The end of 2012 is coming to a close and the possibility of an "across the board" reset of everyone's taxes during the Clinton administration is drawing nigh. President Obama stated today during a speech that he'd like to work with both parties to ensure that the government finds the revenue that it needs from a certain class of people (rich people making $250K+) and keeping the Bush tax cuts in place for a majority of other people (middle class and poor).
Financial advisors and investment managers are prepping their clients in the top 10% for potential tax increases no matter what happens. If Obama gets his way - rich people will have higher taxes. If the Republicans refuse to yield, rich people will have higher taxes and everyone else. So what is the plan?! Where will rich people invest now in preparation for next year's increased taxes?
The answer lies within muni bonds. That's right. Tax-free debt that allows people of higher income brackets to loan money to state and local governments, who in return pay interest on the loan, that is generally tax free. For instance, 20yr bonds now are seeing yields just a little shy of 3.6% - so if you're investing $100K for 20yrs you'd make about $3600 each year for the next 20yrs tax free. Imagine if you're in that top 1% and can afford to invest $10 million?!

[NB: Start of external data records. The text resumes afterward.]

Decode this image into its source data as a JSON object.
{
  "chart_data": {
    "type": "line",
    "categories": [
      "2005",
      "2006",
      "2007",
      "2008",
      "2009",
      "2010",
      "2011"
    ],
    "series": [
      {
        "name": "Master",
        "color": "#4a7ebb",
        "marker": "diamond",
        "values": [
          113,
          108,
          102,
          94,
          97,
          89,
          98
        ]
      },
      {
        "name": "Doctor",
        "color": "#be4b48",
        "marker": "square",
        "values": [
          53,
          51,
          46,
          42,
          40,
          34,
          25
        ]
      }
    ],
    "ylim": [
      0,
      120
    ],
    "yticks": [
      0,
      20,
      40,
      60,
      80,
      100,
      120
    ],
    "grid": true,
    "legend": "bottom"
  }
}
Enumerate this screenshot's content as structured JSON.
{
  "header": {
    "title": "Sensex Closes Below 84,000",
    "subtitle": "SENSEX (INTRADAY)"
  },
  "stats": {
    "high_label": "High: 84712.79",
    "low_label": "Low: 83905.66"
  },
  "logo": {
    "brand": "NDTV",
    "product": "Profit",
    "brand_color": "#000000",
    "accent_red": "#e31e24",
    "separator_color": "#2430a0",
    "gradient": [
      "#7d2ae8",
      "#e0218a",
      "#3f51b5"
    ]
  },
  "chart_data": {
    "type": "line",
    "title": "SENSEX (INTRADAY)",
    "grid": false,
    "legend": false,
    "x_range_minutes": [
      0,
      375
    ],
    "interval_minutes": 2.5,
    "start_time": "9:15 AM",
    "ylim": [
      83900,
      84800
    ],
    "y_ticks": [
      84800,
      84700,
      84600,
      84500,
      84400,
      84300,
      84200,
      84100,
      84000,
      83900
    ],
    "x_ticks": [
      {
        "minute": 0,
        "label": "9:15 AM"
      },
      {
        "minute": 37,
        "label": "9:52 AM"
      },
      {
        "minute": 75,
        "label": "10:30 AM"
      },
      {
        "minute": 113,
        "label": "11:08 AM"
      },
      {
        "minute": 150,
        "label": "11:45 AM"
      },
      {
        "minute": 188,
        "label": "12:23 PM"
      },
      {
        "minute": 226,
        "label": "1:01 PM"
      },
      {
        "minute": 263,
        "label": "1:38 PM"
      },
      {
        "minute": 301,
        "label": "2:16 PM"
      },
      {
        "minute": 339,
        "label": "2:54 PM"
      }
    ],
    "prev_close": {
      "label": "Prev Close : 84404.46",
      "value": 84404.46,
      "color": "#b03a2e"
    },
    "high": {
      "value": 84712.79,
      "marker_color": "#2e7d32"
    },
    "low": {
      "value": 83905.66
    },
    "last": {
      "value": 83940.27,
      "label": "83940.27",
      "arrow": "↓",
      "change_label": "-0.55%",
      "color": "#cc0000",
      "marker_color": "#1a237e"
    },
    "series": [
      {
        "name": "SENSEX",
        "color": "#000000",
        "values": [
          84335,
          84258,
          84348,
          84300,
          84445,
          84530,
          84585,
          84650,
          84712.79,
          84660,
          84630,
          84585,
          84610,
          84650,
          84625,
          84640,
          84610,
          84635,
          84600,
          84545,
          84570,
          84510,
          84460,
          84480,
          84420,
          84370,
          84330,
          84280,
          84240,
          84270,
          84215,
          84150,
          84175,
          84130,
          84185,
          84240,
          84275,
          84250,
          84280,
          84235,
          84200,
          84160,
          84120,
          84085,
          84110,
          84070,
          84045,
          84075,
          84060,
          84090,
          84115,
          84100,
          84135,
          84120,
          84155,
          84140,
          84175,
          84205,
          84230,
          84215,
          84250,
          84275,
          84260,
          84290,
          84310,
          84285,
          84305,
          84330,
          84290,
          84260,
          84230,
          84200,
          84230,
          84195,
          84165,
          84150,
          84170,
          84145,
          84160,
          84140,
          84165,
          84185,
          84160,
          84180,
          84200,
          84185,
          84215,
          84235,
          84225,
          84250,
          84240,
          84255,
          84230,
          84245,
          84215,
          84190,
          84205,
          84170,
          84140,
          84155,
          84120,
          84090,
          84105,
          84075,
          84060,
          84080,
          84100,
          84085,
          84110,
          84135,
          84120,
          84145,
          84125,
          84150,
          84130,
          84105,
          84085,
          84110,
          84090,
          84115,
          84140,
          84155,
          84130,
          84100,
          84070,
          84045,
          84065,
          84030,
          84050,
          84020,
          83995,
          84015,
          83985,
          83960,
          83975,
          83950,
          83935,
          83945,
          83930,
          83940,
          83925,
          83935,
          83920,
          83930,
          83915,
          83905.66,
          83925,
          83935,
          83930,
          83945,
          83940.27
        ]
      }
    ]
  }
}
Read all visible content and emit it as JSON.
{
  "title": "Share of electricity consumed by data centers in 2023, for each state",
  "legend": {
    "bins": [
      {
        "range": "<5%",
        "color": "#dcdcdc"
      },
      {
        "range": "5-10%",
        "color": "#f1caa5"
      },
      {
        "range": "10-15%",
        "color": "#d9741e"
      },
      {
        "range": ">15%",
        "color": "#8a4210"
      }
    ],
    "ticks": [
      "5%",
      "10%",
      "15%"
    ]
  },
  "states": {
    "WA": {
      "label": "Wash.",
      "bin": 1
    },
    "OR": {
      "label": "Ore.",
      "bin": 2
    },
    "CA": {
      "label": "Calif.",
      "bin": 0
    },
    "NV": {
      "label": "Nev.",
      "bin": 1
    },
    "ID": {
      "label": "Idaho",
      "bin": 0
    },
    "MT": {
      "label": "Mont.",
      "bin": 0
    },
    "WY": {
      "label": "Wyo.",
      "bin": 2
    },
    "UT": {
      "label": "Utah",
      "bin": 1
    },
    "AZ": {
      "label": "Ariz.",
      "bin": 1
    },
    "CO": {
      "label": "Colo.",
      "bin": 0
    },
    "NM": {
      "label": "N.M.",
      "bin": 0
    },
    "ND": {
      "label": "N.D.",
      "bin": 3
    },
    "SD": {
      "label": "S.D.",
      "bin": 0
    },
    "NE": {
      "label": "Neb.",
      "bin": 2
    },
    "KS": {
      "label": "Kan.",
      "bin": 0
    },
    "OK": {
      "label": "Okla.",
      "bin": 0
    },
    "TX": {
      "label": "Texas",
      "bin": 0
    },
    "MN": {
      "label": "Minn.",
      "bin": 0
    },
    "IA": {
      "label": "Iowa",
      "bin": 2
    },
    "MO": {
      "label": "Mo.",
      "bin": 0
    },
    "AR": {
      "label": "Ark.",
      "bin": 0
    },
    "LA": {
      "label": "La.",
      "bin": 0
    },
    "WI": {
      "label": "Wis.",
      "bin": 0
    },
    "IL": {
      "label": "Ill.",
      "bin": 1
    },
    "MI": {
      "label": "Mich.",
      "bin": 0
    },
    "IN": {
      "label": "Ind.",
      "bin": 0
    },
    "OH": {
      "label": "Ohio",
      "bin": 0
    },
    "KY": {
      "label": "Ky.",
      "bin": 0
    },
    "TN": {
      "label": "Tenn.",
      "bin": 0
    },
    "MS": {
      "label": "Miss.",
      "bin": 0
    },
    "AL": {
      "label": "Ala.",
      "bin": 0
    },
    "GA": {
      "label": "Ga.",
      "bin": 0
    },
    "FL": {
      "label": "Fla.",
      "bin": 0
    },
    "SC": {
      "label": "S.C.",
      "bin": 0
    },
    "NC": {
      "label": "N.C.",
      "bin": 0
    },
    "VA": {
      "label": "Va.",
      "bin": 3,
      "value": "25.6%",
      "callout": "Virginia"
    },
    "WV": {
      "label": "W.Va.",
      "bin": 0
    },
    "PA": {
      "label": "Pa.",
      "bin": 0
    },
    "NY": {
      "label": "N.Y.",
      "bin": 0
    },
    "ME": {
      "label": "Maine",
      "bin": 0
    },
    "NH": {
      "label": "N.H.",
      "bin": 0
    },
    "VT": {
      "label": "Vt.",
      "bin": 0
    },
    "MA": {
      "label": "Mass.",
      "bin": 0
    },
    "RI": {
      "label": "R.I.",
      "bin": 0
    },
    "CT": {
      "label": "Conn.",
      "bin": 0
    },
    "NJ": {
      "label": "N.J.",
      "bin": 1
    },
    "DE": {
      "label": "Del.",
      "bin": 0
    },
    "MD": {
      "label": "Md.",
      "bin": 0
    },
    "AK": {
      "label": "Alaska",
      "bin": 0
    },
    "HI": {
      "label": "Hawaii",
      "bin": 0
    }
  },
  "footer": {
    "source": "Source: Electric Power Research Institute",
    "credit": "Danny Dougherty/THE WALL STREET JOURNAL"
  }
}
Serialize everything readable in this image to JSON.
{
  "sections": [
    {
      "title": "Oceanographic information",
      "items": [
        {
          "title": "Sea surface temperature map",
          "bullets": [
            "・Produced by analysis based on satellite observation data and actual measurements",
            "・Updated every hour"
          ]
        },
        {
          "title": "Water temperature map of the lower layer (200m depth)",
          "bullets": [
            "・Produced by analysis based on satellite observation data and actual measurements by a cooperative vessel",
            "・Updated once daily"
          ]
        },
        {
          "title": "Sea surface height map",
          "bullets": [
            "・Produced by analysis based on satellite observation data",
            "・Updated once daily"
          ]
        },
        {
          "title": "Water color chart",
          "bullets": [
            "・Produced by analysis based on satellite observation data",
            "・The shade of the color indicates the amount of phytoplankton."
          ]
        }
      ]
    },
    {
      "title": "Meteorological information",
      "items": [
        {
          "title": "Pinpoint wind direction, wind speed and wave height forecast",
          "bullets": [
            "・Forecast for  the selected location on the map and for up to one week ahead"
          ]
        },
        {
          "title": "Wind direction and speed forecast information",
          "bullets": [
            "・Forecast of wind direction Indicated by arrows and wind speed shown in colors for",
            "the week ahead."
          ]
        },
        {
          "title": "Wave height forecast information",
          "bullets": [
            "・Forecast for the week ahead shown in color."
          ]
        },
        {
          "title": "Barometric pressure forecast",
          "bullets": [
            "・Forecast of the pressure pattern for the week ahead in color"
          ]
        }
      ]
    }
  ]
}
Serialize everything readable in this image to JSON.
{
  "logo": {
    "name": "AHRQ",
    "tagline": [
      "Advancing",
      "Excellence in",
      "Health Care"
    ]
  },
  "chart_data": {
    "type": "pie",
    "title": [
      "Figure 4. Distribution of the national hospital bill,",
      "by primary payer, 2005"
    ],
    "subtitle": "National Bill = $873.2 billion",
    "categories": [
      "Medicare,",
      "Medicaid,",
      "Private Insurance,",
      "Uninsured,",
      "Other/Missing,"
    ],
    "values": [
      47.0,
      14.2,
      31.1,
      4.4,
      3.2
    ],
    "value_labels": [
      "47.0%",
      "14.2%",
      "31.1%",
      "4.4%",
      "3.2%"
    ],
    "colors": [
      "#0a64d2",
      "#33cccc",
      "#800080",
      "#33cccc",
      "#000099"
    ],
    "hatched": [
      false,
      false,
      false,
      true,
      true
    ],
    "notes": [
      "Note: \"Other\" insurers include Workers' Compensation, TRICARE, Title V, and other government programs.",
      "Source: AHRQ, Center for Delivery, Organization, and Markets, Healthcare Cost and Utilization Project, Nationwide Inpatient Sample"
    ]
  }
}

Given the current tax code (and assuming that "tax reform" won't close this benefit), this is how rich people will find a place of refuge from increased taxes. This might be bad for the federal government - but it will be manner from heaven for depressed state budgets that are desperately starving for additional revenue. I suppose it's a win-win situation from the rich person's perspective...run away from increased taxes and simultaneously provide additional revenue for my state and local government.